True, I go for Sol's balanced approach.  I pick the best production + essence spots, as long as food is 2+ its fine, and take a look around.  

I'll usually have the one roaming army to start - sov, 1st champ and whatever else I can get (beastlord, summons, etc).   If lucky there will be the weak quests for panca archers or spearmen.   That means I can usually only clear one direction at a time. 

I'll clear the easy mobs around start position for some equipment, then pick a direction - possibly randomly and check for fertile ground.

I'll clear the fertile ground if possible and use that for my first expansion.   Then I either a) continue in the same direction if it looks promising or b) backtrack a bit to sell and clear another direction.  If its a tough spot, near a non-pushover mob - that my initial army can't handle - I may try to go beyond or as I said, backtrack.  For the first 2 cities I don't want to anger a slag or something.

As I go to clear a second direction I should be starting on my pioneer spam - I've done tower of dominion, any production buildings and maybe a shard (especially if binding) or a -unrest.  I want my early production to be as efficient as possible - so any production buildings, any enchantments and -unrest that I need.

Then as I'm clearing in a given direction I should be settling on the spots I've found, and if possible having a couple extra pioneers to explore. 
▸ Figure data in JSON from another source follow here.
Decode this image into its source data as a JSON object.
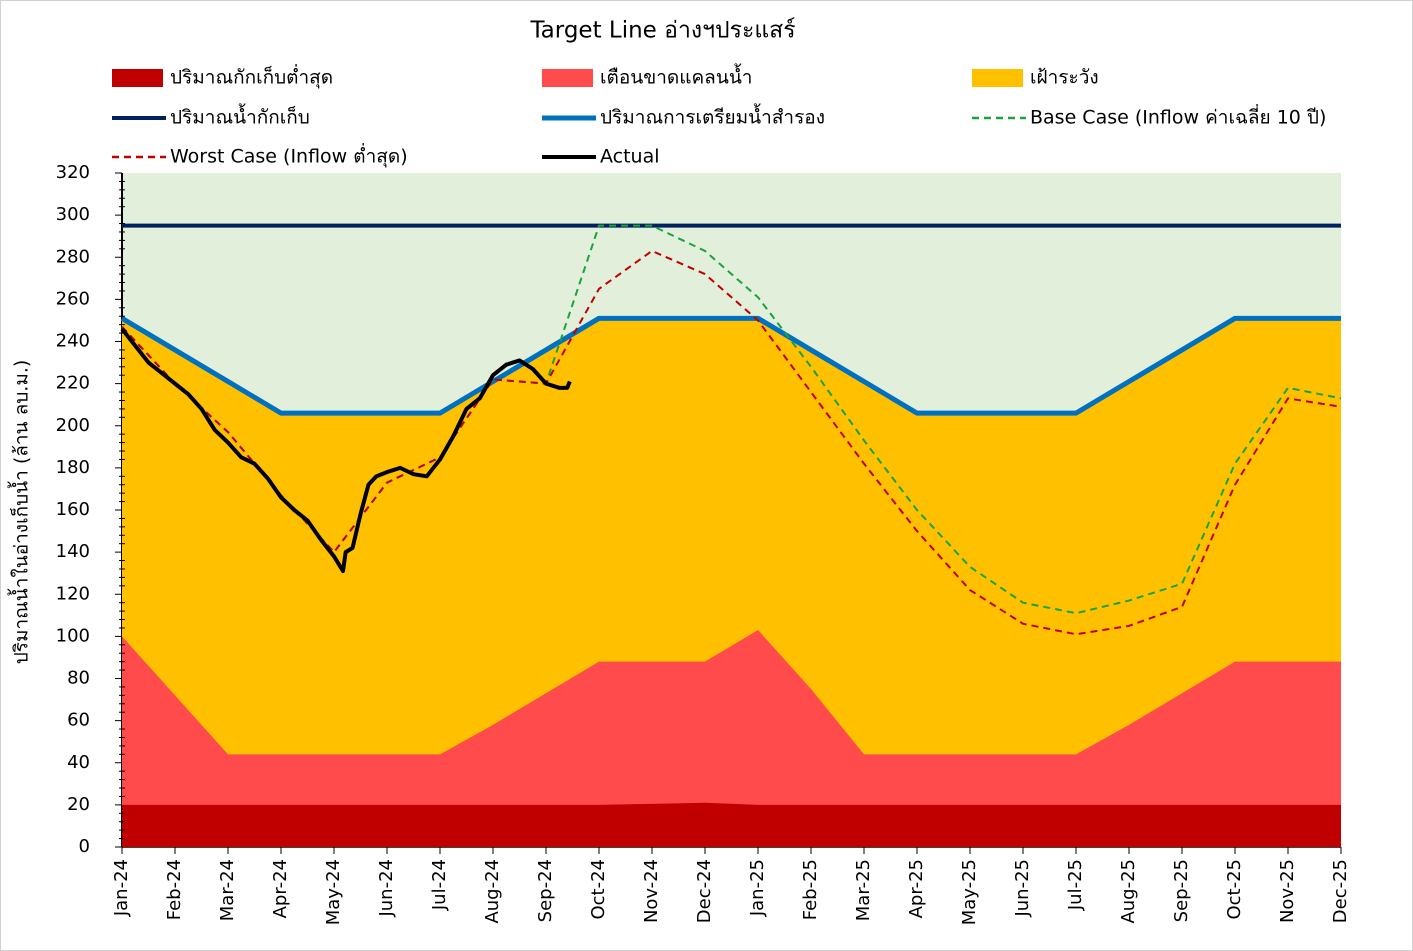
{
  "chart_data": {
    "type": "line",
    "title": "Target Line อ่างฯประแสร์",
    "y_label": "ปริมาณน้ำในอ่างเก็บน้ำ (ล้าน ลบ.ม.)",
    "categories": [
      "Jan-24",
      "Feb-24",
      "Mar-24",
      "Apr-24",
      "May-24",
      "Jun-24",
      "Jul-24",
      "Aug-24",
      "Sep-24",
      "Oct-24",
      "Nov-24",
      "Dec-24",
      "Jan-25",
      "Feb-25",
      "Mar-25",
      "Apr-25",
      "May-25",
      "Jun-25",
      "Jul-25",
      "Aug-25",
      "Sep-25",
      "Oct-25",
      "Nov-25",
      "Dec-25"
    ],
    "ylim": [
      0,
      320
    ],
    "yticks": [
      0,
      20,
      40,
      60,
      80,
      100,
      120,
      140,
      160,
      180,
      200,
      220,
      240,
      260,
      280,
      300,
      320
    ],
    "plot_background": "#e2efda",
    "series": [
      {
        "name": "ปริมาณกักเก็บต่ำสุด",
        "color": "#c00000",
        "style": "area",
        "values": [
          20,
          20,
          20,
          20,
          20,
          20,
          20,
          20,
          20,
          20,
          20.5,
          21,
          20,
          20,
          20,
          20,
          20,
          20,
          20,
          20,
          20,
          20,
          20,
          20
        ]
      },
      {
        "name": "เตือนขาดแคลนน้ำ",
        "color": "#ff4b4b",
        "style": "area",
        "values": [
          100,
          72,
          44,
          44,
          44,
          44,
          44,
          58,
          73,
          88,
          88,
          88,
          103,
          75,
          44,
          44,
          44,
          44,
          44,
          58,
          73,
          88,
          88,
          88
        ]
      },
      {
        "name": "เฝ้าระวัง",
        "color": "#ffc000",
        "style": "area",
        "values": [
          251,
          236,
          221,
          206,
          206,
          206,
          206,
          221,
          236,
          251,
          251,
          251,
          251,
          236,
          221,
          206,
          206,
          206,
          206,
          221,
          236,
          251,
          251,
          251
        ]
      },
      {
        "name": "ปริมาณน้ำกักเก็บ",
        "color": "#002060",
        "style": "solid",
        "width": 4,
        "values": [
          295,
          295,
          295,
          295,
          295,
          295,
          295,
          295,
          295,
          295,
          295,
          295,
          295,
          295,
          295,
          295,
          295,
          295,
          295,
          295,
          295,
          295,
          295,
          295
        ]
      },
      {
        "name": "ปริมาณการเตรียมน้ำสำรอง",
        "color": "#0070c0",
        "style": "solid",
        "width": 5,
        "values": [
          251,
          236,
          221,
          206,
          206,
          206,
          206,
          221,
          236,
          251,
          251,
          251,
          251,
          236,
          221,
          206,
          206,
          206,
          206,
          221,
          236,
          251,
          251,
          251
        ]
      },
      {
        "name": "Base Case (Inflow ค่าเฉลี่ย 10 ปี)",
        "color": "#1aa33c",
        "style": "dash",
        "width": 2,
        "values": [
          247,
          220,
          197,
          167,
          140,
          173,
          185,
          222,
          220,
          295,
          295,
          283,
          261,
          228,
          193,
          160,
          133,
          116,
          111,
          117,
          125,
          182,
          218,
          213
        ]
      },
      {
        "name": "Worst Case (Inflow ต่ำสุด)",
        "color": "#c00000",
        "style": "dash",
        "width": 2,
        "values": [
          247,
          220,
          197,
          167,
          140,
          173,
          185,
          222,
          220,
          265,
          283,
          272,
          250,
          216,
          182,
          150,
          122,
          106,
          101,
          105,
          114,
          172,
          213,
          209
        ]
      },
      {
        "name": "Actual",
        "color": "#000000",
        "style": "solid",
        "width": 4,
        "x": [
          0,
          0.25,
          0.5,
          0.75,
          1,
          1.25,
          1.5,
          1.75,
          2,
          2.25,
          2.5,
          2.75,
          3,
          3.25,
          3.5,
          3.75,
          4,
          4.17,
          4.22,
          4.35,
          4.5,
          4.65,
          4.8,
          5,
          5.25,
          5.5,
          5.75,
          6,
          6.25,
          6.5,
          6.75,
          7,
          7.25,
          7.5,
          7.75,
          8,
          8.25,
          8.4,
          8.45
        ],
        "values": [
          246,
          238,
          230,
          225,
          220,
          215,
          208,
          198,
          192,
          185,
          182,
          175,
          166,
          160,
          155,
          146,
          138,
          131,
          140,
          142,
          158,
          172,
          176,
          178,
          180,
          177,
          176,
          184,
          195,
          208,
          213,
          224,
          229,
          231,
          227,
          220,
          218,
          218,
          221
        ]
      }
    ]
  }
}
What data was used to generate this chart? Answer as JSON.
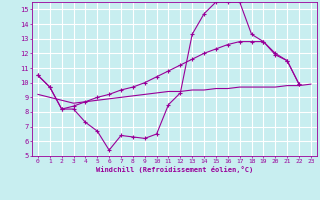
{
  "background_color": "#c8eef0",
  "grid_color": "#ffffff",
  "line_color": "#990099",
  "xlabel": "Windchill (Refroidissement éolien,°C)",
  "tick_color": "#990099",
  "xlim": [
    -0.5,
    23.5
  ],
  "ylim": [
    5,
    15.5
  ],
  "yticks": [
    5,
    6,
    7,
    8,
    9,
    10,
    11,
    12,
    13,
    14,
    15
  ],
  "xticks": [
    0,
    1,
    2,
    3,
    4,
    5,
    6,
    7,
    8,
    9,
    10,
    11,
    12,
    13,
    14,
    15,
    16,
    17,
    18,
    19,
    20,
    21,
    22,
    23
  ],
  "line1_x": [
    0,
    1,
    2,
    3,
    4,
    5,
    6,
    7,
    8,
    9,
    10,
    11,
    12,
    13,
    14,
    15,
    16,
    17,
    18,
    19,
    20,
    21,
    22
  ],
  "line1_y": [
    10.5,
    9.7,
    8.2,
    8.2,
    7.3,
    6.7,
    5.4,
    6.4,
    6.3,
    6.2,
    6.5,
    8.5,
    9.3,
    13.3,
    14.7,
    15.5,
    15.5,
    15.5,
    13.3,
    12.8,
    11.9,
    11.5,
    9.9
  ],
  "line2_x": [
    0,
    1,
    2,
    3,
    4,
    5,
    6,
    7,
    8,
    9,
    10,
    11,
    12,
    13,
    14,
    15,
    16,
    17,
    18,
    19,
    20,
    21,
    22,
    23
  ],
  "line2_y": [
    9.2,
    9.0,
    8.8,
    8.6,
    8.7,
    8.8,
    8.9,
    9.0,
    9.1,
    9.2,
    9.3,
    9.4,
    9.4,
    9.5,
    9.5,
    9.6,
    9.6,
    9.7,
    9.7,
    9.7,
    9.7,
    9.8,
    9.8,
    9.9
  ],
  "line3_x": [
    0,
    1,
    2,
    3,
    4,
    5,
    6,
    7,
    8,
    9,
    10,
    11,
    12,
    13,
    14,
    15,
    16,
    17,
    18,
    19,
    20,
    21,
    22
  ],
  "line3_y": [
    10.5,
    9.7,
    8.2,
    8.4,
    8.7,
    9.0,
    9.2,
    9.5,
    9.7,
    10.0,
    10.4,
    10.8,
    11.2,
    11.6,
    12.0,
    12.3,
    12.6,
    12.8,
    12.8,
    12.8,
    12.0,
    11.5,
    9.9
  ]
}
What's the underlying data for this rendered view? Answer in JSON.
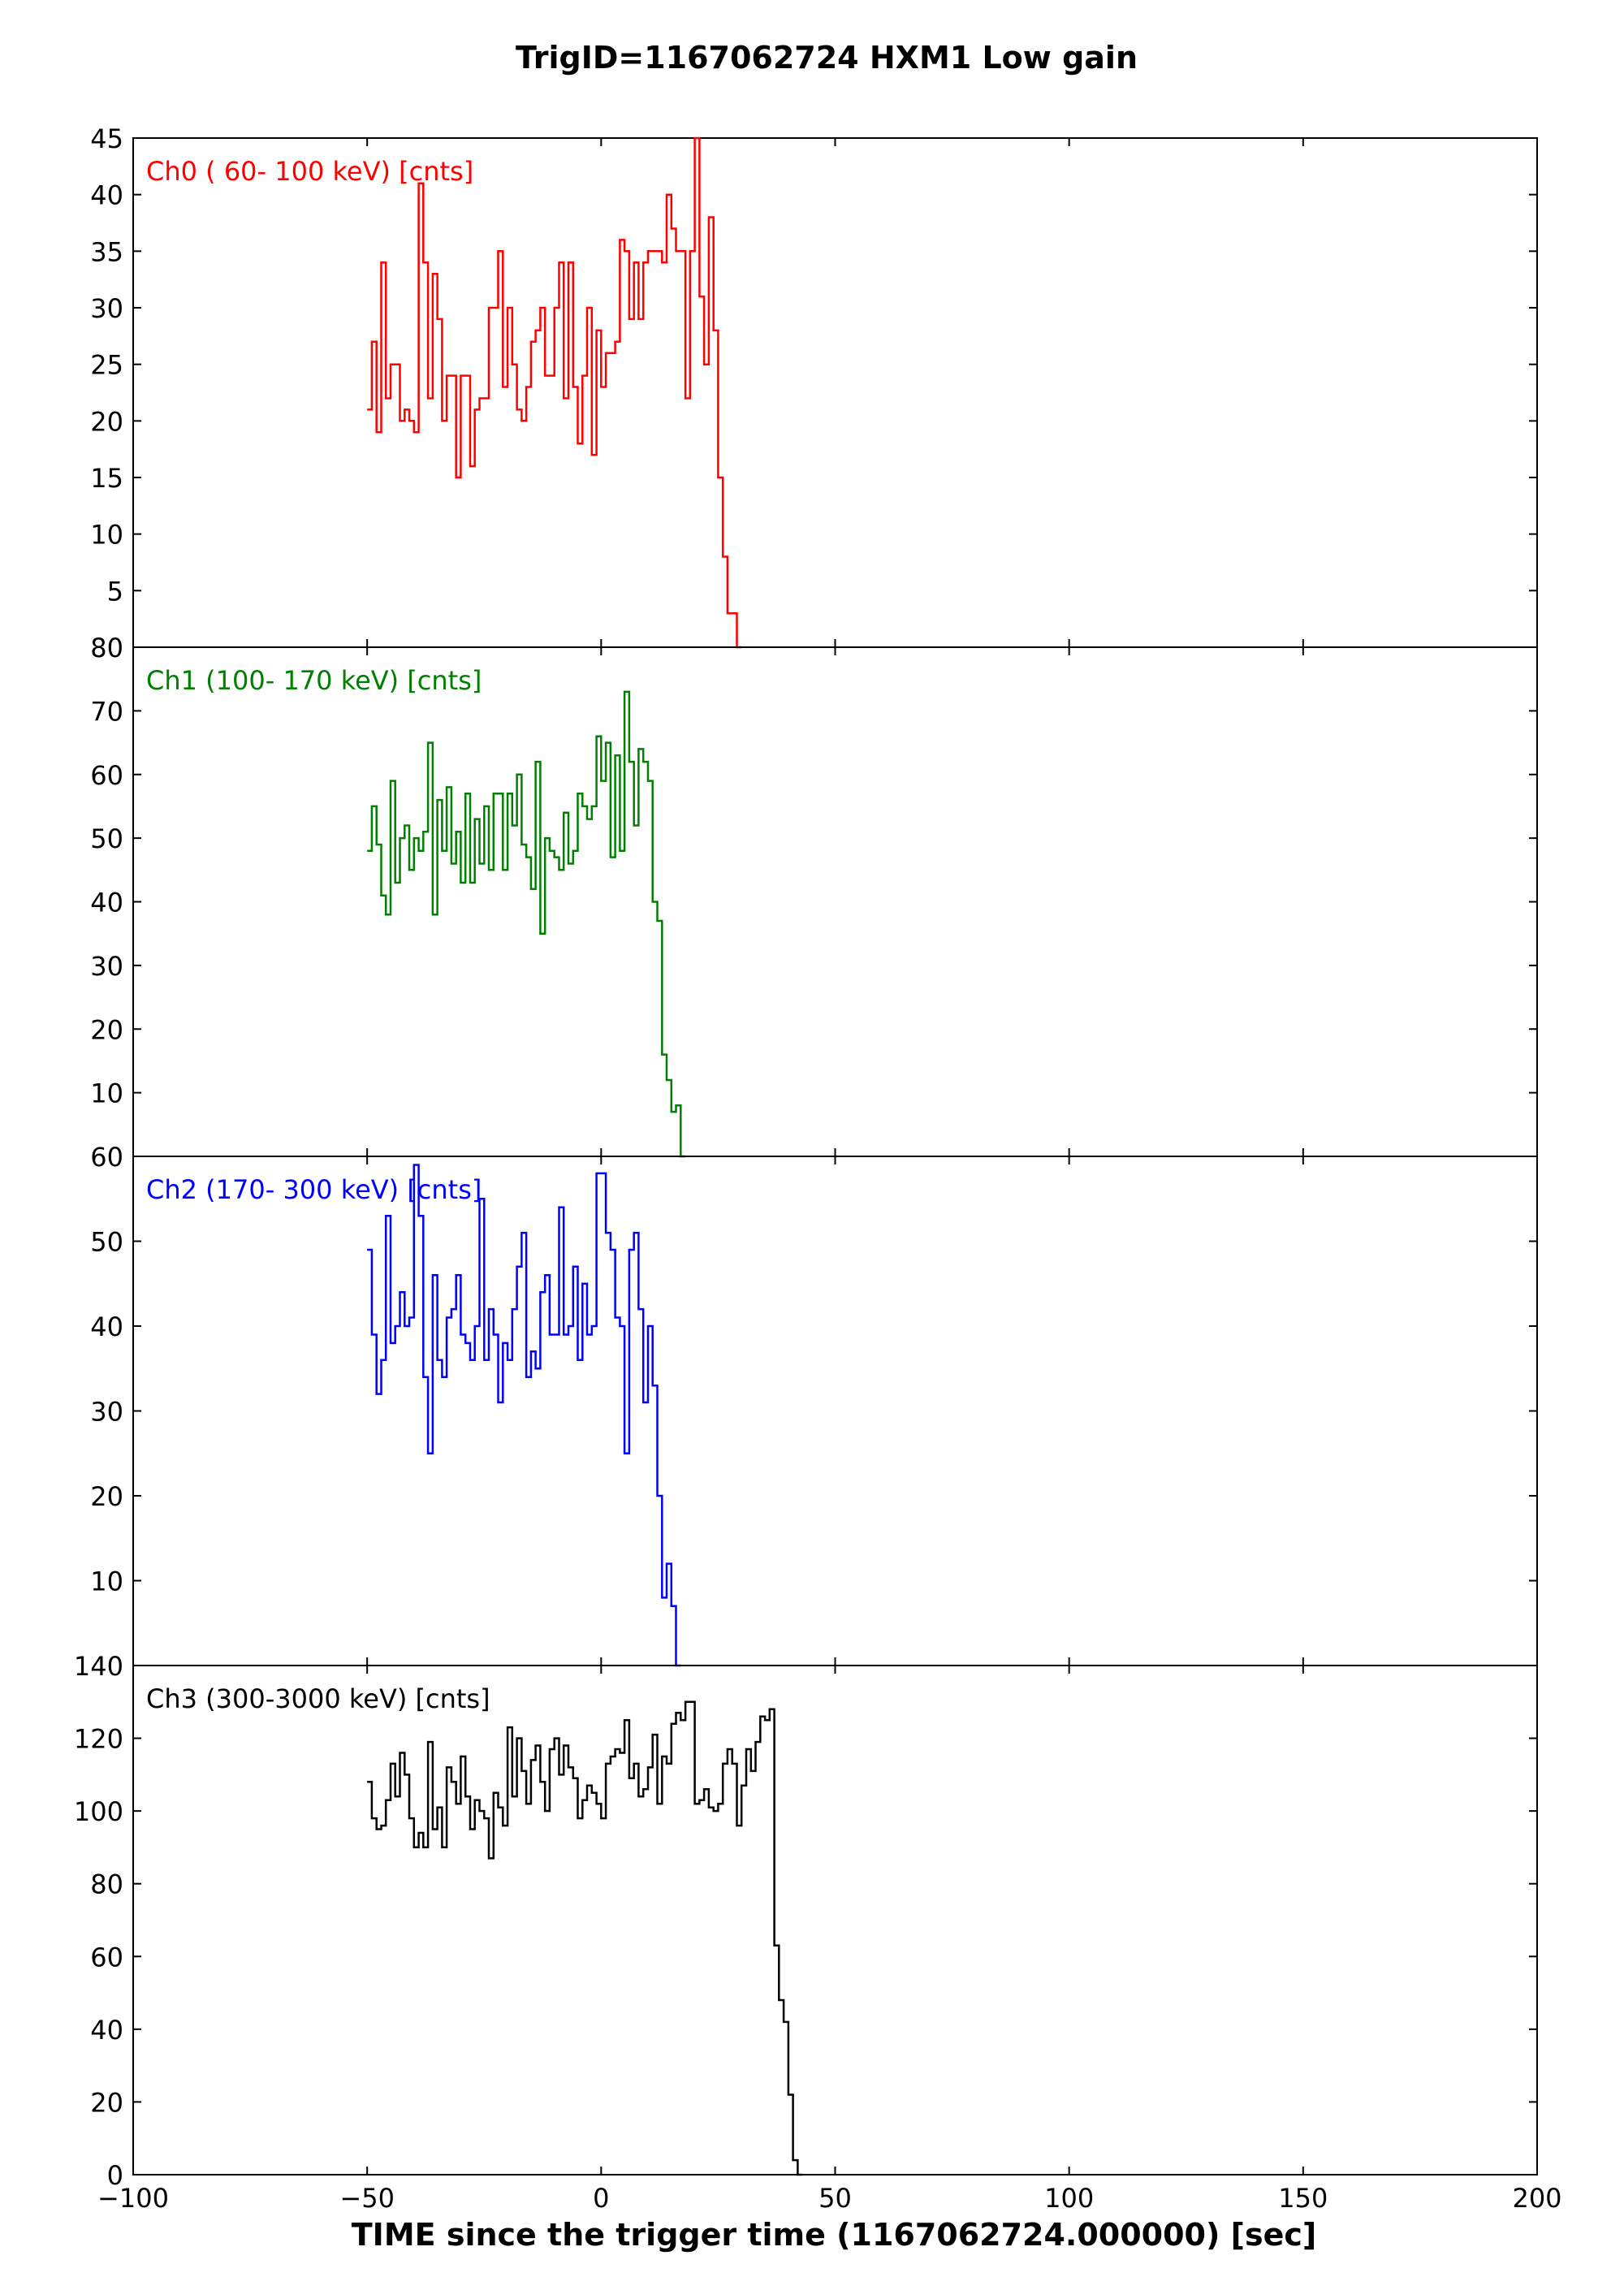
{
  "chart_data": {
    "type": "line",
    "title": "TrigID=1167062724 HXM1 Low gain",
    "xlabel": "TIME since the trigger time (1167062724.000000) [sec]",
    "xlim": [
      -100,
      200
    ],
    "xticks": [
      -100,
      -50,
      0,
      50,
      100,
      150,
      200
    ],
    "xtick_labels": [
      "−100",
      "−50",
      "0",
      "50",
      "100",
      "150",
      "200"
    ],
    "grid": false,
    "step_width": 1.0,
    "panels": [
      {
        "label": "Ch0 ( 60- 100 keV) [cnts]",
        "color": "#ff0000",
        "ylim": [
          0,
          45
        ],
        "yticks": [
          5,
          10,
          15,
          20,
          25,
          30,
          35,
          40,
          45
        ],
        "x_start": -50,
        "values": [
          21,
          27,
          19,
          34,
          22,
          25,
          25,
          20,
          21,
          20,
          19,
          41,
          34,
          22,
          33,
          29,
          20,
          24,
          24,
          15,
          24,
          24,
          16,
          21,
          22,
          22,
          30,
          30,
          35,
          23,
          30,
          25,
          21,
          20,
          23,
          27,
          28,
          30,
          24,
          24,
          30,
          34,
          22,
          34,
          23,
          18,
          24,
          30,
          17,
          28,
          23,
          26,
          26,
          27,
          36,
          35,
          29,
          34,
          29,
          34,
          35,
          35,
          35,
          34,
          40,
          37,
          35,
          35,
          22,
          35,
          47,
          31,
          25,
          38,
          28,
          15,
          8,
          3,
          3,
          0
        ]
      },
      {
        "label": "Ch1 (100- 170 keV) [cnts]",
        "color": "#008000",
        "ylim": [
          0,
          80
        ],
        "yticks": [
          10,
          20,
          30,
          40,
          50,
          60,
          70,
          80
        ],
        "x_start": -50,
        "values": [
          48,
          55,
          49,
          41,
          38,
          59,
          43,
          50,
          52,
          45,
          50,
          48,
          51,
          65,
          38,
          56,
          48,
          58,
          46,
          51,
          43,
          57,
          43,
          53,
          46,
          55,
          45,
          57,
          57,
          45,
          57,
          52,
          60,
          49,
          47,
          42,
          62,
          35,
          50,
          48,
          47,
          45,
          54,
          46,
          48,
          57,
          55,
          53,
          55,
          66,
          59,
          65,
          47,
          63,
          48,
          73,
          62,
          52,
          64,
          62,
          59,
          40,
          37,
          16,
          12,
          7,
          8,
          0
        ]
      },
      {
        "label": "Ch2 (170- 300 keV) [cnts]",
        "color": "#0000ff",
        "ylim": [
          0,
          60
        ],
        "yticks": [
          10,
          20,
          30,
          40,
          50,
          60
        ],
        "x_start": -50,
        "values": [
          49,
          39,
          32,
          36,
          53,
          38,
          40,
          44,
          40,
          41,
          59,
          53,
          34,
          25,
          46,
          36,
          34,
          41,
          42,
          46,
          39,
          38,
          36,
          40,
          55,
          36,
          42,
          39,
          31,
          38,
          36,
          42,
          47,
          51,
          34,
          37,
          35,
          44,
          46,
          39,
          39,
          54,
          39,
          40,
          47,
          36,
          45,
          39,
          40,
          58,
          58,
          51,
          49,
          41,
          40,
          25,
          49,
          51,
          42,
          31,
          40,
          33,
          20,
          8,
          12,
          7,
          0
        ]
      },
      {
        "label": "Ch3 (300-3000 keV) [cnts]",
        "color": "#000000",
        "ylim": [
          0,
          140
        ],
        "yticks": [
          0,
          20,
          40,
          60,
          80,
          100,
          120,
          140
        ],
        "x_start": -50,
        "values": [
          108,
          98,
          95,
          96,
          103,
          113,
          104,
          116,
          110,
          98,
          90,
          94,
          90,
          119,
          95,
          101,
          90,
          112,
          108,
          102,
          115,
          104,
          95,
          103,
          100,
          98,
          87,
          105,
          101,
          96,
          123,
          104,
          120,
          111,
          102,
          114,
          118,
          108,
          100,
          117,
          120,
          110,
          118,
          112,
          109,
          98,
          103,
          107,
          105,
          102,
          98,
          113,
          115,
          117,
          116,
          125,
          109,
          113,
          104,
          106,
          112,
          121,
          102,
          115,
          113,
          124,
          127,
          125,
          130,
          130,
          102,
          103,
          106,
          101,
          100,
          102,
          113,
          117,
          113,
          96,
          107,
          117,
          111,
          119,
          126,
          125,
          128,
          63,
          48,
          42,
          22,
          4,
          0
        ]
      }
    ]
  }
}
If I'm lucky I'll have a few quests to do for good xp/loot/units and find another champion or two - hopefully enough to build a second minor roaming army.

I'll do some civ research - at least to get "rush" and workshop.  Then either mounted combat or heroes will be my next goal and I might sprinkle in trading for roads.   Kind of depends on what I find and how rich I am.

At some early point I should have 3-5 solidly producing cities, no mob threat and still working on expansion.  I usually meet up with the first couple AI and depending on traits (beastlord, binding, etc) I will be at the mid or bottom of the faction power line. 

 

With all that said, every game is different.   Very much depends on what you find and what you're settings are.

Also, if you're playing Masters affliction mod - all bets are off, good luck clearing anything.

Reply #11 Top

I try the balanced approach, but my dominion eventually expands and I awake the beasts who ravage my cities and I eventually have to restart.  I guess my balanced is not quite balanced.  =/

 

Those Skalds or Skiths or whatever they are called are just way too strong for my level 5 sov, champ, and a couple militia.

Reply #12 Top

Remember to put all your armor on your Champion. Mobs will always go for him first so he needs it, and your Sovereign survives even if he dies so he isn't as useful early on ;) (trick/exploit, auto complete just before you win, and your sovereign will get xp as well even if he died) Doing this and using ZoC (mobs next to a target will always target that one) you can solo most stuff and get items quick to clean up those juicy sites.

Quoting Rhaegor, reply 12

Those Skalds or Skiths or whatever they are called are just way too strong for my level 5 sov, champ, and a couple militia.
End of Rhaegor's quote

Useful trick when dealing with them. Backtrack, don't stand and fight. They won't use that triple damage bite if they move first. That can make you able to focus one or two down fast before needing to "eat" a bite.